用jq处理巨大的GEOJson文件 [英] Process huge GEOJson file with jq
问题描述
给出如下的GEOJson文件:-
Given a GEOJson file as follows:-
{
"type": "FeatureCollection",
"features": [
{
"type": "Feature",
"properties": {
"FEATCODE": 15014
},
"geometry": {
"type": "Polygon",
"coordinates": [
.....
我想结束以下内容:-
{
"type": "FeatureCollection",
"features": [
{
"tippecanoe : {"minzoom" : 13},
"type": "Feature",
"properties": {
"FEATCODE": 15014
},
"geometry": {
"type": "Polygon",
"coordinates": [
.....
即.我已将tippecanoe对象添加到数组功能
ie. I have added the tippecanoe object to each feature in the array features
我可以使用:-
jq '.features[].tippecanoe.minzoom = 13' <GEOJSON FILE> > <OUTPUT FILE>
哪个适合小文件.但是处理414Mb的大文件似乎要花很长时间,因为处理器会达到极限,并且什么也不会写入到输出文件中
Which is fine for small files. But processing a large file of 414Mb seems to take forever with the processor maxing out and nothing being written to the OUTPUT FILE
深入了解jq似乎可以使用-stream 命令行参数,但是我对于如何将其用于我的目的完全感到困惑.
Reading further into jq it appears that the --stream command line parameter may help but I am completely confused as to how to use this for my purposes.
我将感谢一个示例命令行,它可以满足我的目的,并提供有关--stream在做什么的解释.

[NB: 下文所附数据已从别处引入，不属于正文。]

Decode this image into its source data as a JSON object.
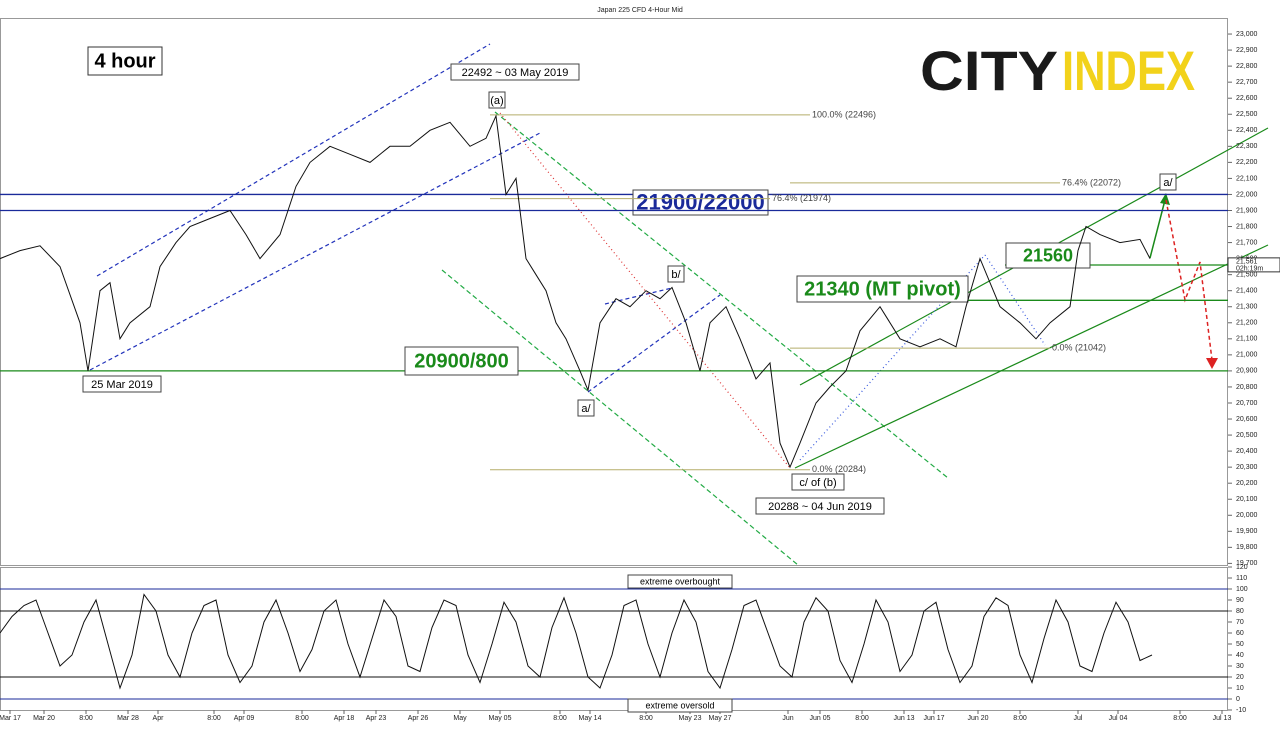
{
  "chart_data": [
    {
      "type": "line",
      "title": "Japan 225 CFD 4-Hour Mid",
      "timeframe": "4 hour",
      "logo": [
        "CITY",
        "INDEX"
      ],
      "last_price": "21,561",
      "countdown": "02h:19m",
      "color": "#111111",
      "x": [
        0,
        10,
        20,
        30,
        40,
        44,
        50,
        55,
        60,
        65,
        75,
        80,
        88,
        95,
        105,
        115,
        123,
        130,
        140,
        148,
        155,
        165,
        175,
        185,
        195,
        205,
        215,
        225,
        235,
        243,
        248,
        253,
        258,
        263,
        268,
        273,
        278,
        283,
        290,
        294,
        300,
        308,
        315,
        323,
        330,
        336,
        343,
        350,
        355,
        363,
        370,
        378,
        385,
        390,
        395,
        400,
        408,
        415,
        423,
        430,
        440,
        450,
        460,
        470,
        478,
        483,
        490,
        495,
        500,
        510,
        518,
        525,
        535,
        539,
        543,
        550,
        560,
        570,
        575
      ],
      "values": [
        21600,
        21650,
        21680,
        21550,
        21200,
        20900,
        21400,
        21450,
        21100,
        21200,
        21300,
        21550,
        21700,
        21800,
        21850,
        21900,
        21750,
        21600,
        21750,
        22050,
        22200,
        22300,
        22250,
        22200,
        22300,
        22300,
        22400,
        22450,
        22300,
        22350,
        22490,
        22000,
        22100,
        21600,
        21500,
        21400,
        21200,
        21100,
        20900,
        20780,
        21200,
        21350,
        21300,
        21400,
        21350,
        21420,
        21200,
        20900,
        21200,
        21300,
        21100,
        20850,
        20950,
        20450,
        20300,
        20450,
        20700,
        20800,
        20900,
        21150,
        21300,
        21100,
        21050,
        21100,
        21050,
        21300,
        21600,
        21450,
        21300,
        21200,
        21100,
        21200,
        21300,
        21650,
        21800,
        21750,
        21700,
        21720,
        21600
      ],
      "xlim": [
        0,
        614
      ],
      "ylim": [
        19690,
        23100
      ],
      "yticks": [
        {
          "value": 19700,
          "label": "19,700"
        },
        {
          "value": 19800,
          "label": "19,800"
        },
        {
          "value": 19900,
          "label": "19,900"
        },
        {
          "value": 20000,
          "label": "20,000"
        },
        {
          "value": 20100,
          "label": "20,100"
        },
        {
          "value": 20200,
          "label": "20,200"
        },
        {
          "value": 20300,
          "label": "20,300"
        },
        {
          "value": 20400,
          "label": "20,400"
        },
        {
          "value": 20500,
          "label": "20,500"
        },
        {
          "value": 20600,
          "label": "20,600"
        },
        {
          "value": 20700,
          "label": "20,700"
        },
        {
          "value": 20800,
          "label": "20,800"
        },
        {
          "value": 20900,
          "label": "20,900"
        },
        {
          "value": 21000,
          "label": "21,000"
        },
        {
          "value": 21100,
          "label": "21,100"
        },
        {
          "value": 21200,
          "label": "21,200"
        },
        {
          "value": 21300,
          "label": "21,300"
        },
        {
          "value": 21400,
          "label": "21,400"
        },
        {
          "value": 21500,
          "label": "21,500"
        },
        {
          "value": 21600,
          "label": "21,600"
        },
        {
          "value": 21700,
          "label": "21,700"
        },
        {
          "value": 21800,
          "label": "21,800"
        },
        {
          "value": 21900,
          "label": "21,900"
        },
        {
          "value": 22000,
          "label": "22,000"
        },
        {
          "value": 22100,
          "label": "22,100"
        },
        {
          "value": 22200,
          "label": "22,200"
        },
        {
          "value": 22300,
          "label": "22,300"
        },
        {
          "value": 22400,
          "label": "22,400"
        },
        {
          "value": 22500,
          "label": "22,500"
        },
        {
          "value": 22600,
          "label": "22,600"
        },
        {
          "value": 22700,
          "label": "22,700"
        },
        {
          "value": 22800,
          "label": "22,800"
        },
        {
          "value": 22900,
          "label": "22,900"
        },
        {
          "value": 23000,
          "label": "23,000"
        }
      ],
      "xticks": [
        {
          "value": 5,
          "label": "Mar 17"
        },
        {
          "value": 22,
          "label": "Mar 20"
        },
        {
          "value": 43,
          "label": "8:00"
        },
        {
          "value": 64,
          "label": "Mar 28"
        },
        {
          "value": 79,
          "label": "Apr"
        },
        {
          "value": 107,
          "label": "8:00"
        },
        {
          "value": 122,
          "label": "Apr 09"
        },
        {
          "value": 151,
          "label": "8:00"
        },
        {
          "value": 172,
          "label": "Apr 18"
        },
        {
          "value": 188,
          "label": "Apr 23"
        },
        {
          "value": 209,
          "label": "Apr 26"
        },
        {
          "value": 230,
          "label": "May"
        },
        {
          "value": 250,
          "label": "May 05"
        },
        {
          "value": 280,
          "label": "8:00"
        },
        {
          "value": 295,
          "label": "May 14"
        },
        {
          "value": 323,
          "label": "8:00"
        },
        {
          "value": 345,
          "label": "May 23"
        },
        {
          "value": 360,
          "label": "May 27"
        },
        {
          "value": 394,
          "label": "Jun"
        },
        {
          "value": 410,
          "label": "Jun 05"
        },
        {
          "value": 431,
          "label": "8:00"
        },
        {
          "value": 452,
          "label": "Jun 13"
        },
        {
          "value": 467,
          "label": "Jun 17"
        },
        {
          "value": 489,
          "label": "Jun 20"
        },
        {
          "value": 510,
          "label": "8:00"
        },
        {
          "value": 539,
          "label": "Jul"
        },
        {
          "value": 559,
          "label": "Jul 04"
        },
        {
          "value": 590,
          "label": "8:00"
        },
        {
          "value": 611,
          "label": "Jul 13"
        }
      ],
      "levels": [
        {
          "value": 22000,
          "color": "#1a2a9a",
          "label": "21900/22000"
        },
        {
          "value": 21900,
          "color": "#1a2a9a"
        },
        {
          "value": 20900,
          "color": "#1a8a1a",
          "label": "20900/800"
        },
        {
          "value": 21340,
          "color": "#1a8a1a",
          "label": "21340 (MT pivot)"
        },
        {
          "value": 21560,
          "color": "#1a8a1a",
          "label": "21560"
        }
      ],
      "fib": [
        {
          "value": 22496,
          "label": "100.0% (22496)"
        },
        {
          "value": 21974,
          "label": "76.4% (21974)"
        },
        {
          "value": 22072,
          "label": "76.4% (22072)"
        },
        {
          "value": 21042,
          "label": "0.0% (21042)"
        },
        {
          "value": 20284,
          "label": "0.0% (20284)"
        }
      ],
      "annotations": [
        "22492 ~ 03 May 2019",
        "(a)",
        "25 Mar 2019",
        "b/",
        "a/",
        "c/ of (b)",
        "20288 ~ 04 Jun 2019",
        "a/"
      ]
    },
    {
      "type": "line",
      "color": "#111111",
      "x": [
        0,
        6,
        12,
        18,
        24,
        30,
        36,
        42,
        48,
        54,
        60,
        66,
        72,
        78,
        84,
        90,
        96,
        102,
        108,
        114,
        120,
        126,
        132,
        138,
        144,
        150,
        156,
        162,
        168,
        174,
        180,
        186,
        192,
        198,
        204,
        210,
        216,
        222,
        228,
        234,
        240,
        246,
        252,
        258,
        264,
        270,
        276,
        282,
        288,
        294,
        300,
        306,
        312,
        318,
        324,
        330,
        336,
        342,
        348,
        354,
        360,
        366,
        372,
        378,
        384,
        390,
        396,
        402,
        408,
        414,
        420,
        426,
        432,
        438,
        444,
        450,
        456,
        462,
        468,
        474,
        480,
        486,
        492,
        498,
        504,
        510,
        516,
        522,
        528,
        534,
        540,
        546,
        552,
        558,
        564,
        570,
        576
      ],
      "values": [
        60,
        75,
        85,
        90,
        60,
        30,
        40,
        70,
        90,
        50,
        10,
        40,
        95,
        80,
        40,
        20,
        60,
        85,
        90,
        40,
        15,
        30,
        70,
        90,
        60,
        25,
        45,
        80,
        90,
        50,
        20,
        55,
        90,
        75,
        30,
        25,
        65,
        90,
        85,
        40,
        15,
        50,
        88,
        70,
        30,
        20,
        65,
        92,
        60,
        20,
        10,
        40,
        85,
        90,
        50,
        20,
        60,
        90,
        70,
        25,
        10,
        45,
        85,
        90,
        60,
        30,
        20,
        70,
        92,
        80,
        35,
        15,
        50,
        90,
        70,
        25,
        40,
        80,
        88,
        45,
        15,
        30,
        75,
        92,
        85,
        40,
        15,
        55,
        90,
        70,
        30,
        25,
        60,
        88,
        70,
        35,
        40
      ],
      "xlim": [
        0,
        614
      ],
      "ylim": [
        -10,
        120
      ],
      "yticks": [
        -10,
        0,
        10,
        20,
        30,
        40,
        50,
        60,
        70,
        80,
        90,
        100,
        110,
        120
      ],
      "levels": [
        {
          "value": 100,
          "color": "#1a2a9a",
          "label": "extreme overbought"
        },
        {
          "value": 80,
          "color": "#111111"
        },
        {
          "value": 20,
          "color": "#111111"
        },
        {
          "value": 0,
          "color": "#1a2a9a",
          "label": "extreme oversold"
        }
      ]
    }
  ]
}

I would be grateful for an example command line that serves my purposes along with an explanation as to what --stream is doing.
推荐答案
仅通过jq的方法可能需要比可用内存更多的RAM.如果是这样,那么下面将显示一个简单的all-jq方法,以及一种基于jq和awk的更经济的方法.
A one-pass jq-only approach may require more RAM than is available. If that is the case, then a simple all-jq approach is shown below, together with a more economical approach based on using jq along with awk.

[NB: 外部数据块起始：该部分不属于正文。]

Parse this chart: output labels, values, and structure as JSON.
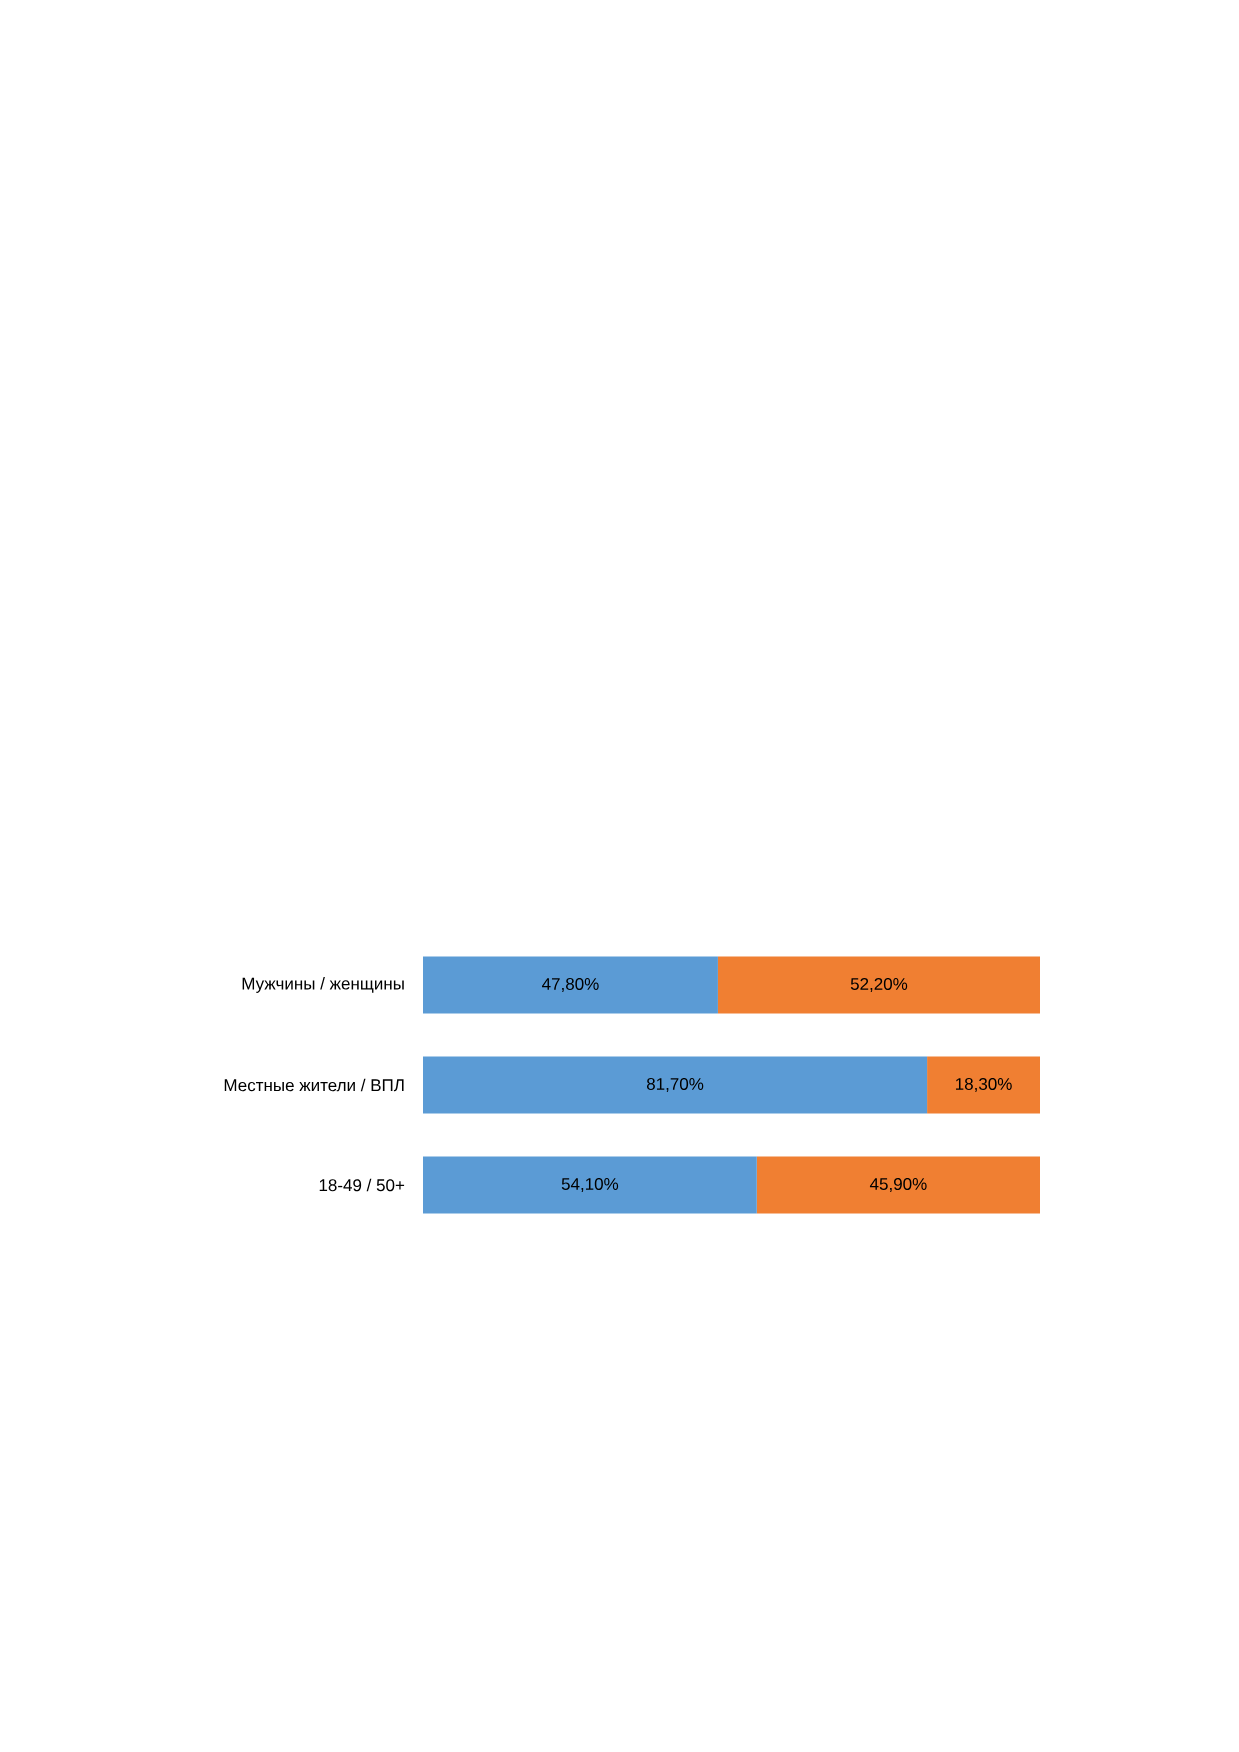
{
  "chart_data": {
    "type": "bar",
    "orientation": "horizontal",
    "stacked": true,
    "categories": [
      "Мужчины / женщины",
      "Местные жители / ВПЛ",
      "18-49 / 50+"
    ],
    "series": [
      {
        "color": "#5b9bd5",
        "values": [
          47.8,
          81.7,
          54.1
        ],
        "value_labels": [
          "47,80%",
          "81,70%",
          "54,10%"
        ]
      },
      {
        "color": "#f07f32",
        "values": [
          52.2,
          18.3,
          45.9
        ],
        "value_labels": [
          "52,20%",
          "18,30%",
          "45,90%"
        ]
      }
    ]
  }
}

除了将对象流重构为单个JSON文档之外,这两种方法是相同的.使用awk可以非常经济地完成此步骤.
The two approaches are the same except for the reconstitution of the stream of objects into a single JSON document. This step can be accomplished very economically using awk.
在两种情况下,都将具有所需格式对象的大型JSON输入文件命名为input.json.
In both cases, the large JSON input file with objects of the required form is assumed to be named input.json.
jq -c '.features[]' input.json |
jq -c '.tippecanoe.minzoom = 13' |
jq -c -s '{type: "FeatureCollection", features: .}'
jq和awk
jq -c '.features[]' input.json |
jq -c '.tippecanoe.minzoom = 13' | awk '
BEGIN {print "{\"type\": \"FeatureCollection\", \"features\": ["; }
NR==1 { print; next }
{print ","; print}
END {print "] }";}'
性能比较
为了进行比较,使用了.features []中具有10,000,000个对象的输入文件.它的大小约为1GB.
Performance comparison
For comparison, an input file with 10,000,000 objects in .features[] was used. Its size is about 1GB.
u + s:
jq-only: 15m 15s
jq-awk: 7m 40s
jq one-pass using map: 6m 53s
这篇关于用jq处理巨大的GEOJson文件的文章就介绍到这了,希望我们推荐的答案对大家有所帮助,也希望大家多多支持IT屋!